Tuesday, 23 March 2021

Bigotry in Bournemoth: Whatever Happened to Margo?


Whatever Happened to Margo? by Margaret Durrell 
Penguin
Pp. 259

Those who read Gerald Durrell’s Corfu Trilogy about the escapades of the Durrell family on the Greek island in the 1930s, will be familiar with the character of Margo, and may indeed be interested in discovering what became of her. Fortunately for them, she has written a book about her subsequent life as a landlady in a Bournemouth boarding house. Unfortunately, she is not as entertaining a writer as her brother, and, whereas his anthropological remarks on animals were amusing and informative, hers on people are snobbish and dated.

After prompting from an aunt, Margo decides to buy a property across the street from her mother’s house, with money which was “a legacy from my father – dwindled somewhat”. She is ‘respectable’ and ‘middle-class’ with a divorce and two male children to her name, but there is no evidence of actual work. Her plan to take in a series of lodgers is a decent one especially since (one suspects) she has no employable talents.

It is 1947 and attitudes were different then, but the language and assumptions about her lodgers are quite ugly when related to modern readers. Edward Feather is a flamboyant red-bearded painter, leading to words like ‘nonce’ and ‘pansy’ being bandied about and smirks about men who wear tight trousers. Harriet is an eccentric old lady who accuses others of stealing her belongings while removing all the lightbulbs in the public spaces; when the residents gather over psychology books to decide what is wrong with her, at first they think she is “on the change”, a theory they quickly discount as “she’s too old for such capers”. Nelson is an obnoxious Billy Bunter type schoolboy (whom we are supposed to like for some inexplicable reason) and his harassed mother, who have fallen on hard times as their father/husband is in prison serving time for assault of her mother; he broke a plate over her head and she had to have twenty stitches.

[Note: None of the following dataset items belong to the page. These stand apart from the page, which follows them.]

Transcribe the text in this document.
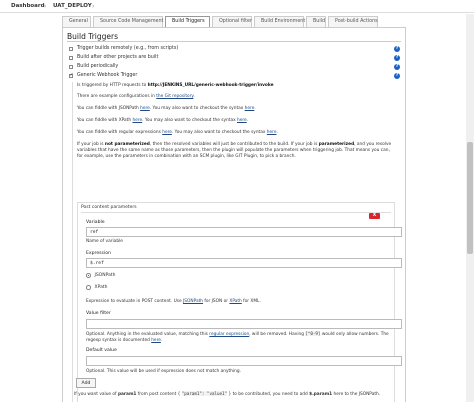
Dashboard › UAT_DEPLOY ›
General	Source Code Management	Build Triggers	Optional filter	Build Environment	Build	Post-build Actions
Build Triggers
Trigger builds remotely (e.g., from scripts)	?
Build after other projects are built	?
Build periodically	?
✓
Generic Webhook Trigger	?
Is triggered by HTTP requests to http://JENKINS_URL/generic-webhook-trigger/invoke
There are example configurations in the Git repository.
You can fiddle with JSONPath here. You may also want to checkout the syntax here.
You can fiddle with XPath here. You may also want to checkout the syntax here.
You can fiddle with regular expressions here. You may also want to checkout the syntax here.
If your job is not parameterized, then the resolved variables will just be contributed to the build. If your job is parameterized, and you resolve variables that have the same name as those parameters, then the plugin will populate the parameters when triggering job. That means you can, for example, use the parameters in combination with an SCM plugin, like GIT Plugin, to pick a branch.
Post content parameters
X
Variable
ref
Name of variable
Expression
$.ref
JSONPath
XPath
Expression to evaluate in POST content. Use JSONPath for JSON or XPath for XML.
Value filter
Optional. Anything in the evaluated value, matching this regular expression, will be removed. Having [^0-9] would only allow numbers. The regexp syntax is documented here.
Default value
Optional. This value will be used if expression does not match anything.
Add
If you want value of param1 from post content { "param1": "value1" } to be contributed, you need to add $.param1 here to the JSONPath.
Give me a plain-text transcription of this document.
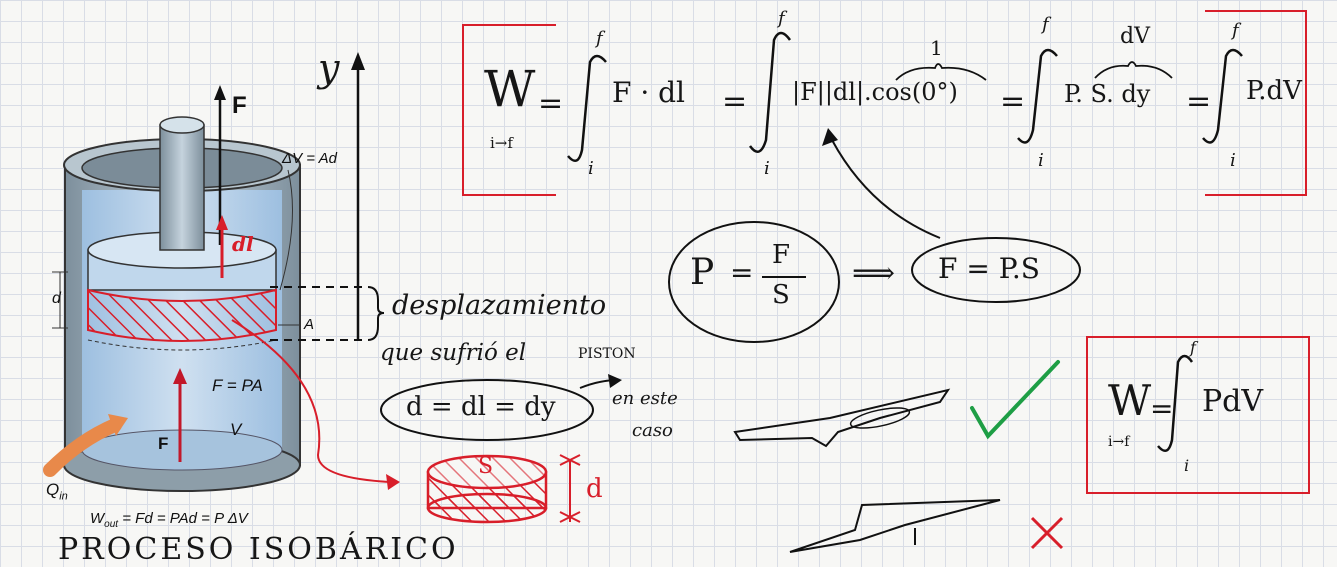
F
ΔV = Ad
d
A
F = PA
V
F
$Q_{in}$
$W_{out} = Fd$ = PAd = P ΔV
dl
y
desplazamiento
que sufrió el	PISTON
d = dl = dy	en este
caso
S
d
PROCESO ISOBÁRICO
W
i→f
=
f
i
F · dl =
f
i
1
|F||dl|.cos(0°) =
f
i
dV
P. S. dy =
f
i
P.dV
P =
F
S
⟹ F = P.S
W
i→f
=
f
i
PdV
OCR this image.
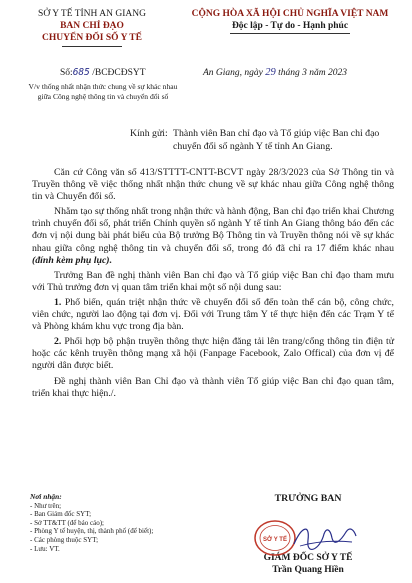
SỞ Y TẾ TỈNH AN GIANG
BAN CHỈ ĐẠO
CHUYỂN ĐỔI SỐ Y TẾ
CỘNG HÒA XÃ HỘI CHỦ NGHĨA VIỆT NAM
Độc lập - Tự do - Hạnh phúc
Số:685 /BCĐCĐSYT	An Giang, ngày 29 tháng 3 năm 2023
V/v thống nhất nhận thức chung về sự khác nhau giữa Công nghệ thông tin và chuyển đổi số
Kính gửi: Thành viên Ban chỉ đạo và Tổ giúp việc Ban chỉ đạo chuyển đổi số ngành Y tế tỉnh An Giang.

Căn cứ Công văn số 413/STTTT-CNTT-BCVT ngày 28/3/2023 của Sở Thông tin và Truyền thông về việc thống nhất nhận thức chung về sự khác nhau giữa Công nghệ thông tin và Chuyển đổi số.

Nhằm tạo sự thống nhất trong nhận thức và hành động, Ban chỉ đạo triển khai Chương trình chuyển đổi số, phát triển Chính quyền số ngành Y tế tỉnh An Giang thông báo đến các đơn vị nội dung bài phát biểu của Bộ trưởng Bộ Thông tin và Truyền thông nói về sự khác nhau giữa công nghệ thông tin và chuyển đổi số, trong đó đã chỉ ra 17 điểm khác nhau (đính kèm phụ lục).

Trưởng Ban đề nghị thành viên Ban chỉ đạo và Tổ giúp việc Ban chỉ đạo tham mưu với Thủ trưởng đơn vị quan tâm triển khai một số nội dung sau:

1. Phổ biến, quán triệt nhận thức về chuyển đổi số đến toàn thể cán bộ, công chức, viên chức, người lao động tại đơn vị. Đối với Trung tâm Y tế thực hiện đến các Trạm Y tế và Phòng khám khu vực trong địa bàn.

2. Phối hợp bộ phận truyền thông thực hiện đăng tải lên trang/cổng thông tin điện tử hoặc các kênh truyền thông mạng xã hội (Fanpage Facebook, Zalo Offical) của đơn vị để người dân được biết.

Đề nghị thành viên Ban Chỉ đạo và thành viên Tổ giúp việc Ban chỉ đạo quan tâm, triển khai thực hiện./.

Nơi nhận:
- Như trên;
- Ban Giám đốc SYT;
- Sở TT&TT (để báo cáo);
- Phòng Y tế huyện, thị, thành phố (để biết);
- Các phòng thuộc SYT;
- Lưu: VT.
TRƯỞNG BAN
GIÁM ĐỐC SỞ Y TẾ
Trần Quang Hiền
SỞ Y TẾ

Other residents include a man who abuses his wife – no one does anything until they dislike the noise – There is also Jane, a spinster, who is mercilessly ridiculed for being unattractive; a man who comes into money, which makes him a catch; a pair of musicians, one of whom Margo falls in love with; two glamorous nurses; and a bloke trying to get a job and a partner with equally limited success – he has a relationship with an Eastern European woman whom Margo, when she discovers she is transgender, reports to the police and a psychiatrist. All the women are in competition for men’s attentions, and the men are all expected to drool over attractive young females, while making fools of older ones. “It was surprising what a compliment from another man could do, lifting the drabbest of married women almost to prettiness.”

In a nod to her brother’s writings on animals, there are some in the house, including a dog (a present from her brother, Leslie) that cocks a leg over anything it chooses, including the baby’s pram. Gerald himself brings a python and a troop of monkeys for her to look after, and of course they escape with hilarious consequences. Meanwhile, the insufferable Nelson breeds mice to sell, causing Margo to display one of her many peculiar views as she remarks that there are “white mice breeding in the back lavatory like Communist China”.

The descriptions of her mother as an uptight suburbanite are a long way from the courageous woman who took her children to a Mediterranean island in search of a better life, and mingled with a cast of colourful characters in Gerald’s books. Here she is judgmental and small-minded, referring to a lovelorn woman as “walking barefoot like some male aborigine with twigs in her hair”. Margo packs her own children off to their father and takes Nelson on a trip to the seaside. She seems more interested in him than in her own offspring, and one wonders whether they will in time write their own account of these days in a never-ending family spiral. If they do, let’s hope it is in the style of their uncle rather than their mother.